The subsequent presenters included Paula Dobriansky—Under Secretary of State for Democracy and Global Affairs—and Adolfo Franco—Assistant Administrator for U.S. AID—who returned to the anti-Chavez theme. “What we have witnessed in Venezuela is an elected official who is pursuing anti-democratic measures.” Dobriansky proclaimed. Interestingly, when questioned on what was being done to counter the alleged “millions and millions” of Venezuelans dollars influencing elections in Nicaragua, the Under Secretary revealed, “thirteen million dollars have been spent on poll watchers and providing assistance to political parties, insuring there will be a level playing field.” Mr. Franco followed by denouncing Venezuelan influence in the region, while defending the intervention efforts of the Bush administration.

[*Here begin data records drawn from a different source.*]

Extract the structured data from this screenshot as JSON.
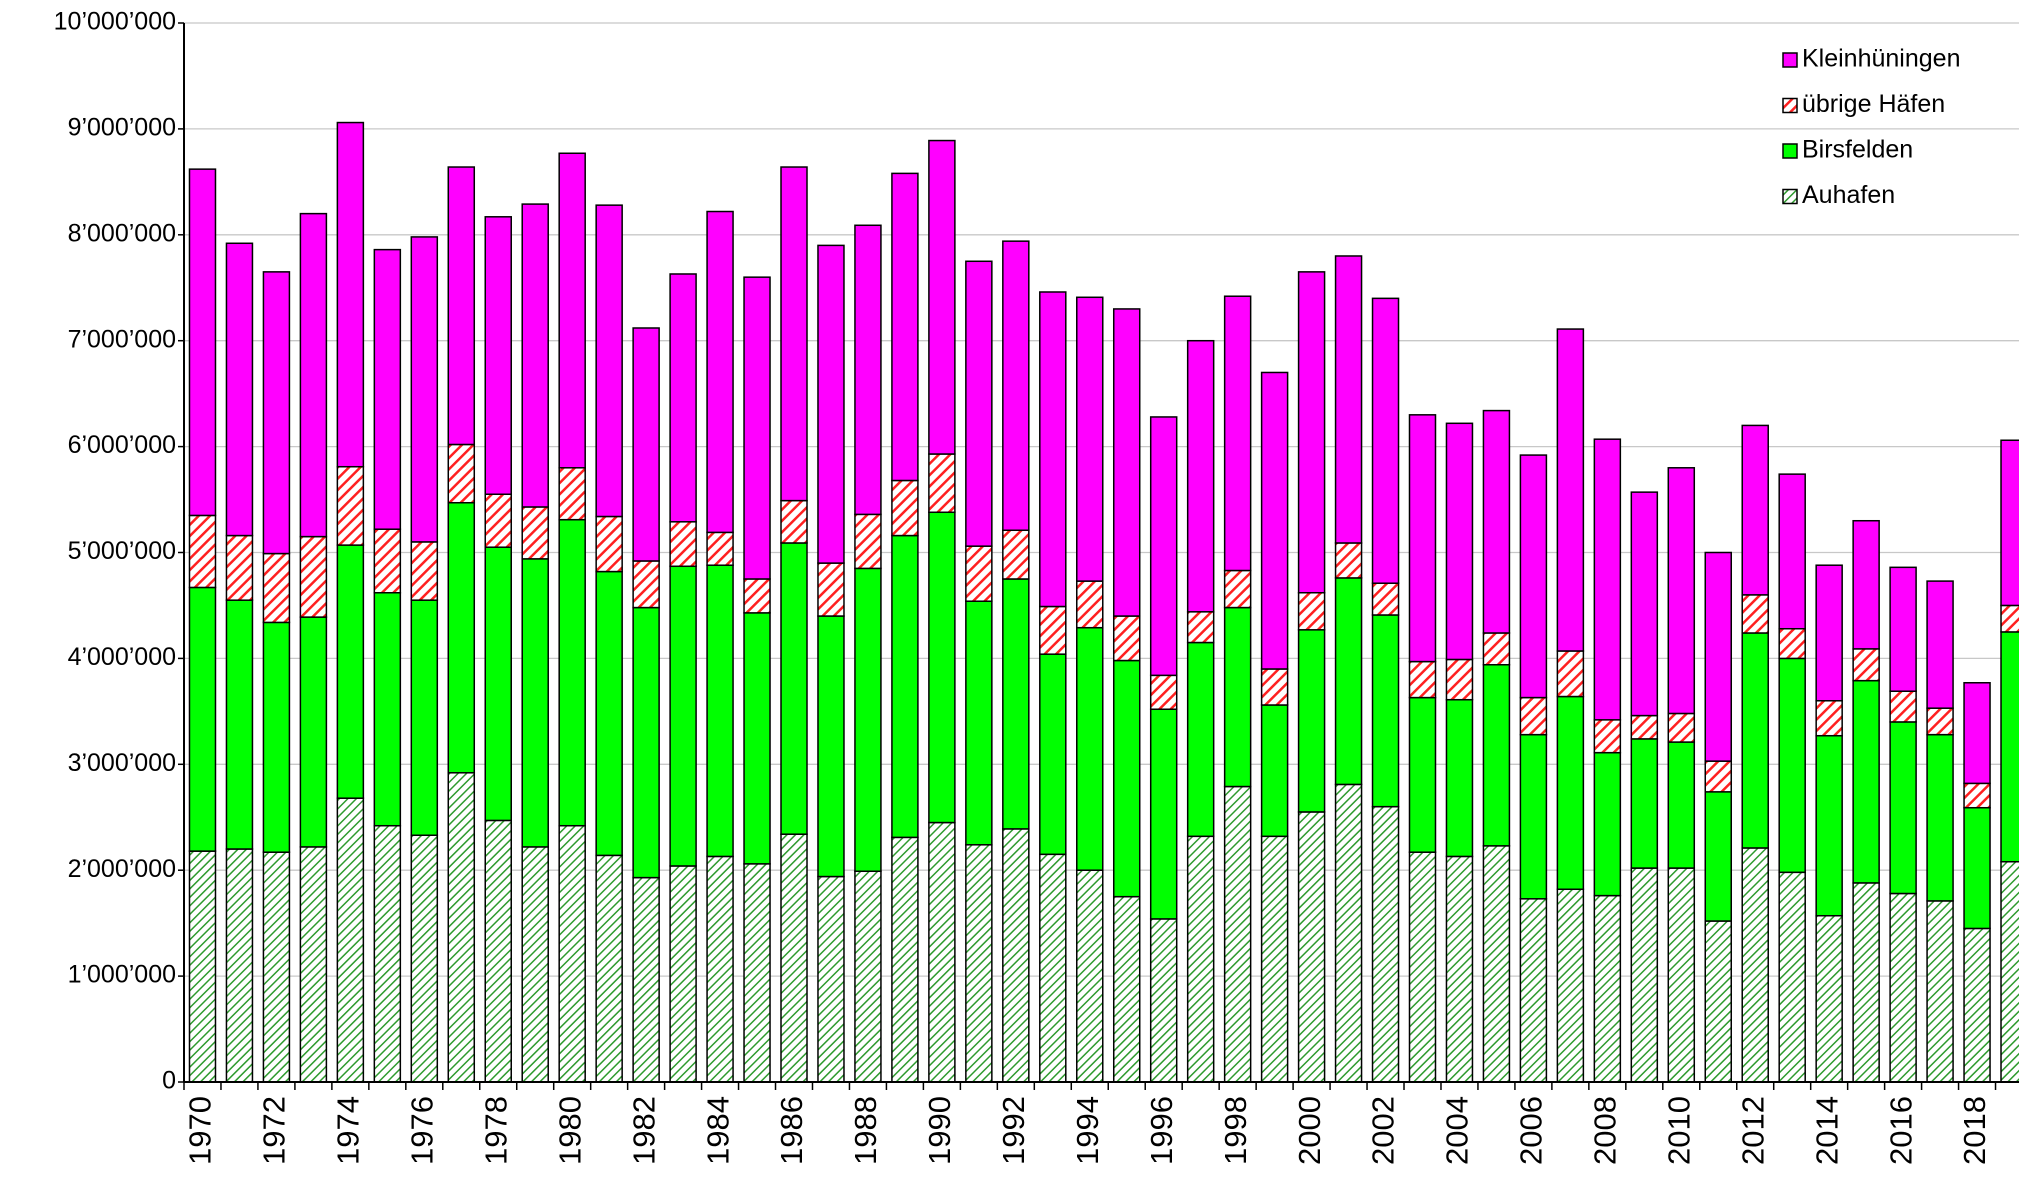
{
  "chart_data": {
    "type": "stacked-bar",
    "categories": [
      "1970",
      null,
      "1972",
      null,
      "1974",
      null,
      "1976",
      null,
      "1978",
      null,
      "1980",
      null,
      "1982",
      null,
      "1984",
      null,
      "1986",
      null,
      "1988",
      null,
      "1990",
      null,
      "1992",
      null,
      "1994",
      null,
      "1996",
      null,
      "1998",
      null,
      "2000",
      null,
      "2002",
      null,
      "2004",
      null,
      "2006",
      null,
      "2008",
      null,
      "2010",
      null,
      "2012",
      null,
      "2014",
      null,
      "2016",
      null,
      "2018",
      null
    ],
    "series": [
      {
        "name": "Auhafen",
        "color": "#2e9a2e",
        "hatch": true,
        "values": [
          2180000,
          2200000,
          2170000,
          2220000,
          2680000,
          2420000,
          2330000,
          2920000,
          2470000,
          2220000,
          2420000,
          2140000,
          1930000,
          2040000,
          2130000,
          2060000,
          2340000,
          1940000,
          1990000,
          2310000,
          2450000,
          2240000,
          2390000,
          2150000,
          2000000,
          1750000,
          1540000,
          2320000,
          2790000,
          2320000,
          2550000,
          2810000,
          2600000,
          2170000,
          2130000,
          2230000,
          1730000,
          1820000,
          1760000,
          2020000,
          2020000,
          1520000,
          2210000,
          1980000,
          1570000,
          1880000,
          1780000,
          1710000,
          1450000,
          2080000
        ]
      },
      {
        "name": "Birsfelden",
        "color": "#00ff00",
        "hatch": false,
        "values": [
          2490000,
          2350000,
          2170000,
          2170000,
          2390000,
          2200000,
          2220000,
          2550000,
          2580000,
          2720000,
          2890000,
          2680000,
          2550000,
          2830000,
          2750000,
          2370000,
          2750000,
          2460000,
          2860000,
          2850000,
          2930000,
          2300000,
          2360000,
          1890000,
          2290000,
          2230000,
          1980000,
          1830000,
          1690000,
          1240000,
          1720000,
          1950000,
          1810000,
          1460000,
          1480000,
          1710000,
          1550000,
          1820000,
          1350000,
          1220000,
          1190000,
          1220000,
          2030000,
          2020000,
          1700000,
          1910000,
          1620000,
          1570000,
          1140000,
          2170000
        ]
      },
      {
        "name": "übrige Häfen",
        "color": "#ff2020",
        "hatch": true,
        "values": [
          680000,
          610000,
          650000,
          760000,
          740000,
          600000,
          550000,
          550000,
          500000,
          490000,
          490000,
          520000,
          440000,
          420000,
          310000,
          320000,
          400000,
          500000,
          510000,
          520000,
          550000,
          520000,
          460000,
          450000,
          440000,
          420000,
          320000,
          290000,
          350000,
          340000,
          350000,
          330000,
          300000,
          340000,
          380000,
          300000,
          350000,
          430000,
          310000,
          220000,
          270000,
          290000,
          360000,
          280000,
          330000,
          300000,
          290000,
          250000,
          230000,
          250000
        ]
      },
      {
        "name": "Kleinhüningen",
        "color": "#ff00ff",
        "hatch": false,
        "values": [
          3270000,
          2760000,
          2660000,
          3050000,
          3250000,
          2640000,
          2880000,
          2620000,
          2620000,
          2860000,
          2970000,
          2940000,
          2200000,
          2340000,
          3030000,
          2850000,
          3150000,
          3000000,
          2730000,
          2900000,
          2960000,
          2690000,
          2730000,
          2970000,
          2680000,
          2900000,
          2440000,
          2560000,
          2590000,
          2800000,
          3030000,
          2710000,
          2690000,
          2330000,
          2230000,
          2100000,
          2290000,
          3040000,
          2650000,
          2110000,
          2320000,
          1970000,
          1600000,
          1460000,
          1280000,
          1210000,
          1170000,
          1200000,
          950000,
          1560000
        ]
      }
    ],
    "ylim": [
      0,
      10000000
    ],
    "yticks": [
      0,
      {
        "value": 1000000,
        "label": "1’000’000"
      },
      {
        "value": 2000000,
        "label": "2’000’000"
      },
      {
        "value": 3000000,
        "label": "3’000’000"
      },
      {
        "value": 4000000,
        "label": "4’000’000"
      },
      {
        "value": 5000000,
        "label": "5’000’000"
      },
      {
        "value": 6000000,
        "label": "6’000’000"
      },
      {
        "value": 7000000,
        "label": "7’000’000"
      },
      {
        "value": 8000000,
        "label": "8’000’000"
      },
      {
        "value": 9000000,
        "label": "9’000’000"
      },
      {
        "value": 10000000,
        "label": "10’000’000"
      }
    ],
    "grid": true,
    "legend": "top-right"
  }
}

This provoked Rep. Meeks to respond:

“I’m thinking this is just a hearing to beat up on Venezuela. Why is there populism? Because the people on the bottom at least want someone to talk about them. Look at the rampant racial discrimination in these countries, yet we do nothing about it.  But we have to fight in trade agreements to get trade capacity money to help people build, so they can have a better tomorrow. We fight and resist and give them as little as we can.”

“I’ve been to places in Colombia with no roads, no water, or sewage, what does democracy mean to them? And they have polls to show they would take a dictator if it made a difference in their lives. We can’t just talk the talk, that there needs to be elections. That elections are the end all. Truly, there were elections in Venezuela. I witnessed many of them. I wish people in my district would come out the way they come out in Venezuela. On both sides. You were there Mr. Franco!”

“There was a coup attempt in Venezuela, the most undemocratic process there is. We didn’t say democracy must prevail. What we said was we will accept this new government. And then we talk about democracy, and wonder why people laugh at us and don’t take us serious.”

Representative Dana Rohrabacher of California retorted:

“In Venezuela they have had ample money and ample corruption with their democratic leaders and yes, Mr. Chavez will bring nothing but misery to his people. He will not bring higher standards of living. When you eliminate the balance of power as Mr. Chavez is doing in Venezuela today, it will make matters worse not better.”

Representative Jerry Weller of Illinois joined in:

“There is an estimated 3-17 billion dollars in Venezuelan oil money sloshing around Latin America, corrupting government officials, undermining democratic governments through the funding of street movements. We have even seen direct threats against the people of a country, as in the Peruvian elections if they elected someone other than Chavez’s choice.”

Representative Weller proceeded to show photos of earth moving trucks and Nicaraguan presidential candidate Daniel Ortega exiting a Helicopter. Rep. Weller asserted President Chavez has sent tons of fertilizer to Nicaragua in order to buy influence, while also supplying the Ortega campaign with helicopters.

Representative Delahunt of Massachusetts snapped:

“You’re showing pictures of fertilizer; we have overthrown governments there! We have a historical legacy we have to deal with, and we wonder why they don’t trust us. We had to apologize to Guatemala in 1998 because we were implicated in a genocide there, and you’re worried about fertilizer. We should be sitting down with every nation that has a democratic leader in this hemisphere and laying out some new rules about respect for sovereignty and non-interference.”

The hearing concluded as it began, with Venezuela as the topic of discussion. And despite Committee leader’s best attempts to assemble an anti–Chavez forum, Representatives Meeks, Delahunt, and Lee brought a degree of balance to the congressional floor. Although clearly in the minority, the liberal democrats were able to emphasize the importance of poverty eradication, provide keen perspective on hemispheric intervention, and to expose inconsistencies in U.S. support for Latin American democracy.  No legislative measures were taken and glaring problems in the rest of the hemisphere were largely ignored, but Venezuela continues to drive the important debate on democracy in the U.S. Congress.